La question se pose donc de savoir dans quelle mesure ces procédures sont appelées à limiter le pouvoir de l'employeur (A). Cela étant admis, il conviendra d'analyser le contenu substantiel des garanties constitutionnelles apportées à ces procédures par le juge constitutionnel (B).
A - Les procédures de participation et le pouvoir de l'employeur
Le principe de participation autorise le législateur à déterminer toutes modalités par lesquelles les travailleurs participent à la détermination de leurs conditions de travail ou à la gestion de l'entreprise : négociation collective, mise en place de représentants des salariés dans l'entreprise, participation aux instances direction, etc. (Déc. 83-162 DC du 20 juillet 1983 - Loi relative à la démocratisation du secteur public). Ce principe ne privilégie aucune forme de participation. Partant le législateur est libre de choisir une forme de participation plutôt qu'une autre.
Ex.Déc. n° 93-328 DC du 16 décembre 1993, Loi relative au travail, à l'emploi et à la formation professionnelle :
« Si [le huitième alinéa du Préambule de la Constitution de 1946] implique que la détermination des modalités concrètes de cette mise en œuvre fasse l'objet d'une concertation appropriée entre les employeurs et les salariés ou leurs organisations représentatives, elle n'a ni pour objet ni pour effet d'imposer que dans tous les cas cette détermination soit subordonnée à la conclusion d'accords collectifs. »
« Si [le huitième alinéa du Préambule de la Constitution de 1946] implique que la détermination des modalités concrètes de cette mise en œuvre fasse l'objet d'une concertation appropriée entre les employeurs et les salariés ou leurs organisations représentatives, elle n'a ni pour objet ni pour effet d'imposer que dans tous les cas cette détermination soit subordonnée à la conclusion d'accords collectifs. »

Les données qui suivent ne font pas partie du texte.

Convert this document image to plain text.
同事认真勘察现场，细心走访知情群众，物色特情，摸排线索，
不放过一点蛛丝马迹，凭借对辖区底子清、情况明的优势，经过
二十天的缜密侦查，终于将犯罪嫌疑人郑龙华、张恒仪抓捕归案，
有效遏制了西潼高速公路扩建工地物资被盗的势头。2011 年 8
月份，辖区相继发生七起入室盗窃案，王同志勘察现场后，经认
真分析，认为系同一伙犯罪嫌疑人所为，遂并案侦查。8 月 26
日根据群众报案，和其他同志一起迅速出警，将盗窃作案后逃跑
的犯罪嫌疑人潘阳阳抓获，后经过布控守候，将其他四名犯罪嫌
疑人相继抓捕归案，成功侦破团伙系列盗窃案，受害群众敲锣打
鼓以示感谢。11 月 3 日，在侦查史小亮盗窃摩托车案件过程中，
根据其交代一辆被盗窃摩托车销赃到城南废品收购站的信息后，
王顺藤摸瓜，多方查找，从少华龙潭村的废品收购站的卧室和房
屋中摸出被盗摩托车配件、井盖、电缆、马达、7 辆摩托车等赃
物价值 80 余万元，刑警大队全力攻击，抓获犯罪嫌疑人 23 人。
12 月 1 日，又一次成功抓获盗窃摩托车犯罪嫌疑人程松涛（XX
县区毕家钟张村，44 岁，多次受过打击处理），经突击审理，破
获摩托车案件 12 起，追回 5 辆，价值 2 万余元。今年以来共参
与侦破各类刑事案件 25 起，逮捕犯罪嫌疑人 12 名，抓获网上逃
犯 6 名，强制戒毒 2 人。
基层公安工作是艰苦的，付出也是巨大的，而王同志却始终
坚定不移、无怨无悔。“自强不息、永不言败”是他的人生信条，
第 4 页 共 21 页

Parmi ces procédures, il en est certaines que privilégie le législateur. Ce sont les procédures de participation adossées au pouvoir de décision du chef d'entreprise. À coup sûr, le principe de participation ne remet pas en cause le pouvoir de décision du chef d'entreprise. En effet, le pouvoir de l'employeur n'a pas été remis en cause, lorsque l'idée est née de permettre aux salariés de prendre part à la détermination de leurs conditions de travail et à la gestion de l'entreprise. Plus tard, en 1982, la volonté de créer une « citoyenneté » au sein de l'entreprise est au cœur du projet socialiste. La contestation du pouvoir de l'employeur se fait alors plus grande et trouve désormais un écho auprès du législateur. Dans ce mouvement de réforme, l'idée de contrôle du pouvoir de l'employeur par les représentants des salariés se substitue à celle de coopération entre l'employeur et les salariés. Seulement, la notion de contrôle a davantage le sens de vérification et de surveillance que celui de domination et de partage du pouvoir de diriger. La participation des salariés est d'abord pensée comme la vérification par les salariés de l'exercice du pouvoir par l'employeur, et non comme le partage de ce pouvoir, l'idée de la cogestion comme du contrôle ouvrier ayant été refusée. Le Ministre J. Auroux, père des lois de 1982, sera très clair : « il n'est pas question de remettre en cause dans le secteur privé l'unité de direction et de décision dans l'entreprise ». Dès lors, la liberté d'entreprendre et le droit de propriété privée continuent de fonder le pouvoir unilatéral du chef d'entreprise, et par la même une certaine capacité de l'entreprise à s'autoréguler. Jamais il n'a été remis en cause par le droit des salariés à participer à la gestion de l'entreprise. Paradoxalement, celui-ci aura participé à consolider le pouvoir normatif du chef d'entreprise, non seulement en le légitimant, mais également en le rationalisant.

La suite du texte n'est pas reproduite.